Galneryus from Japan with some neoclassical metal.  Any fans of Tchaikovsky's Violin Concerto in D Minor? (this is the cut-down music video version.  Full version is 15 minutes).  The band actually has a lot of range in their music.  Look at their first few albums too see just how much they've evolved their sound.


And now a couple repeat countries since I have a lot of bands from Germany and Sweden.

At Vance from Germany


Reinxeed from Sweden


----------



## Domination (Apr 30, 2014)

Well since someone else did themed recommendations. Some classical/contemporary classical/soundtrack music. My selection is not really that obscure, people who already like the kind of music would have heard of them before (i.e. Olafur is a big name). But this is mostly for people who don't. Plus I have been listening to a lot of anime soundtracks, and I realised that there are some anime soundtracks that are simply amazing.

Of course I won't recommend Beethoven, Vivaldi or Hans Zimmer or something, everyone ought to know them already.



Spoiler



*Olafur Arnalds - 0040 *Olafur is an Icelandic genius, his music is pretty eclectic -from strings to electronic elements- he is pretty experimental with his sound and his sound has changed over the years. But my favourite of his is still his debut Eulogy For Evolution.


*Max Richter - Infra 5 *He is probably my favourite contemporary composer, and his minimalist style is pretty soothing. Check out Infra and The Blue Notebooks.
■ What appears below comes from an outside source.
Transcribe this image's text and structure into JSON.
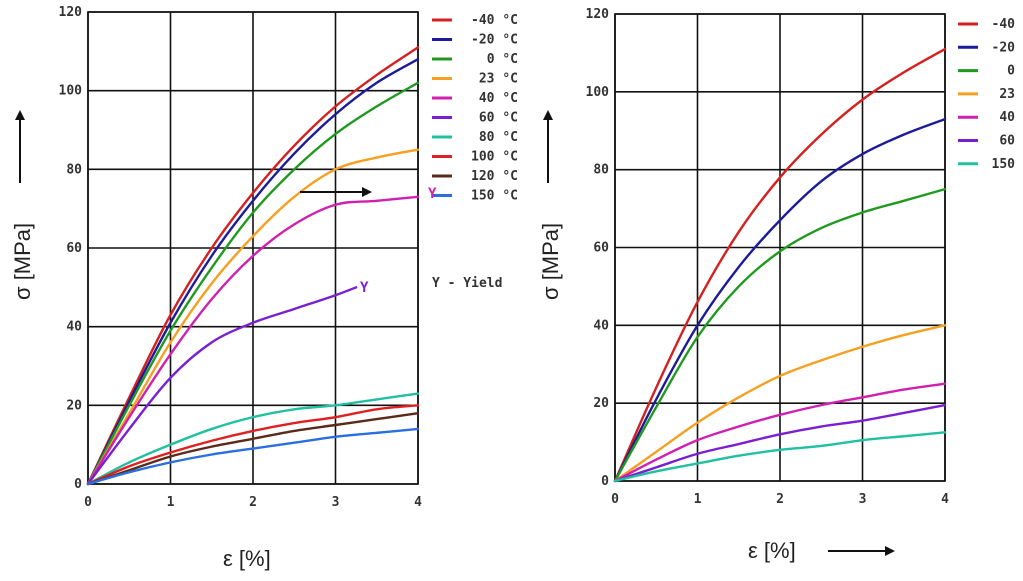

He also did a re-composition of Vivaldi's Four Seasons, and the results are pretty amazing; he retains Vivaldi's feel while adding some of his own contemporary feel.


*Nils Frahm - Familiar *Like Olafur, he is very ecletic in his style, perhaps even more so as some of his stuff is just straight up electronic/ambient and is very unlike contemporary classical. Check out his newest album Spaces and also Felt.


*Jonny Greenwood - There Will Be Blood *Yes, Jonny Greenwood from Radiohead is a composer, and he composed the soundtrack for one of the greatest films of 00's. There Will Be Blood's soundtrack is just haunting and sinister. Also check out his soundtrack for The Master, another film masterpiece.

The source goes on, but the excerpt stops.